ImportError: /opt/conda/lib/python3.7/site-packages/MinkowskiEngine-0.4.3-py3.7-linux-x86_64.egg/MinkowskiEngineBackend.cpython-37m-x86_64-linux-gnu.so: undefined symbol: _ZN3c105ErrorC1ENS_14SourceLocationENSt7__cxx1112basic_stringIcSt11char_traitsIcESaIcEEE

which also has to do with GLIBCXX_USE_CXX11_ABI (Cannot build pybind11/libtorch code with cmake)

If you have any suggestion about rebuilding pytorch with -D_GLIBCXX_USE_CXX11_ABI=0, I would really appreciate it.

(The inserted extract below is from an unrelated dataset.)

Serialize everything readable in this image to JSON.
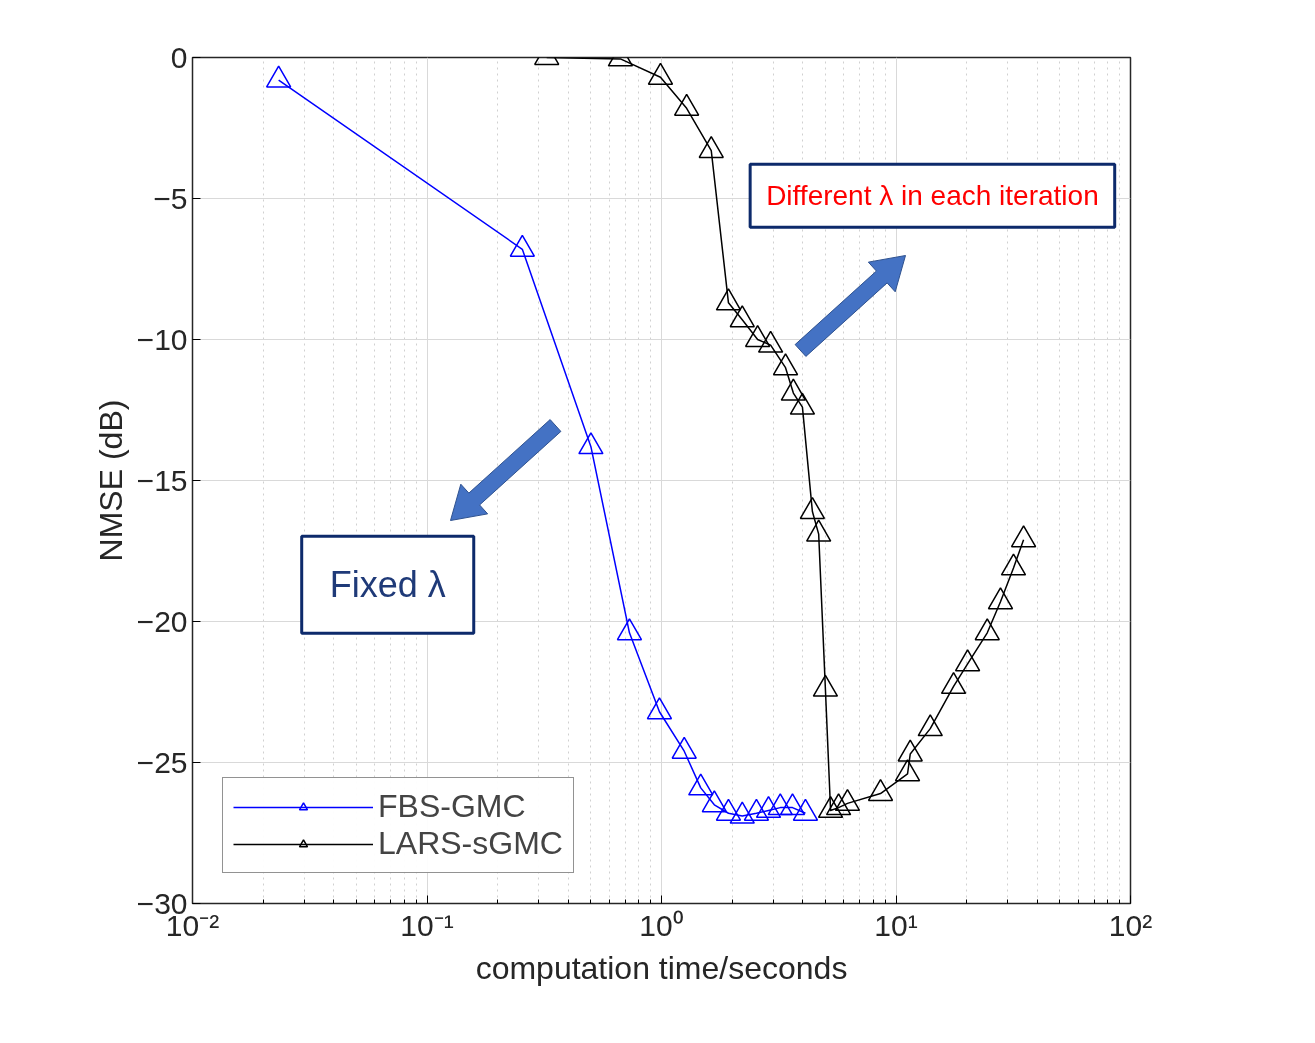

Here is my Singulairty definition file in case it is helpful: github.com/edraizen/SingularityTorch/blob/rivana_pytorch/Singularity

Thanks for your help!

yselivonchyk · February 18, 2021, 7:01pm

I am not sure what, but some of this worked:

export GLIBCXX_USE_CXX11_ABI=0
export CXXFLAGS="-D_GLIBCXX_USE_CXX11_ABI=0"
export TORCH_CXX_FLAGS="-D_GLIBCXX_USE_CXX11_ABI=0"
#export DEBUG=1
export USE_GLOO=0
export REL_WITH_DEB_INFO=1
export USE_DISTRIBUTED=0

resulting in python -c “import torch; print(‘PYTORCH USING CXX11_ABI =’, torch._C._GLIBCXX_USE_CXX11_ABI )” → false

jie.hang · September 26, 2021, 4:21am

@ yselivonchyk Eugene
I try to compile pytorch1.8.1 from source as same as you, but occurs undefined reference error:

/home/jhang/bi/hj/pytorch_ori_v1.8/build/lib/libtorch_cuda.so: undefined reference to `gloo::getCudaPCIBusID(int)'
/home/jhang/bi/hj/pytorch_ori_v1.8/build/lib/libtorch_cuda.so: undefined reference to `gloo::EnforceNotMet::EnforceNotMet(char const*, int, char const*, std::__cxx11::basic_string<char, std::char_traits<char>, std::allocator<char> > const&)'
collect2: error: ld returned 1 exit status

jie.hang · September 26, 2021, 4:23am

@ Eli_Draizen
I try to add flag in CMakeLists.txt, add_definitions(-D_GLIBCXX_USE_CXX11_ABI=0), and compile, torch._C._GLIBCXX_USE_CXX11_ABI=false.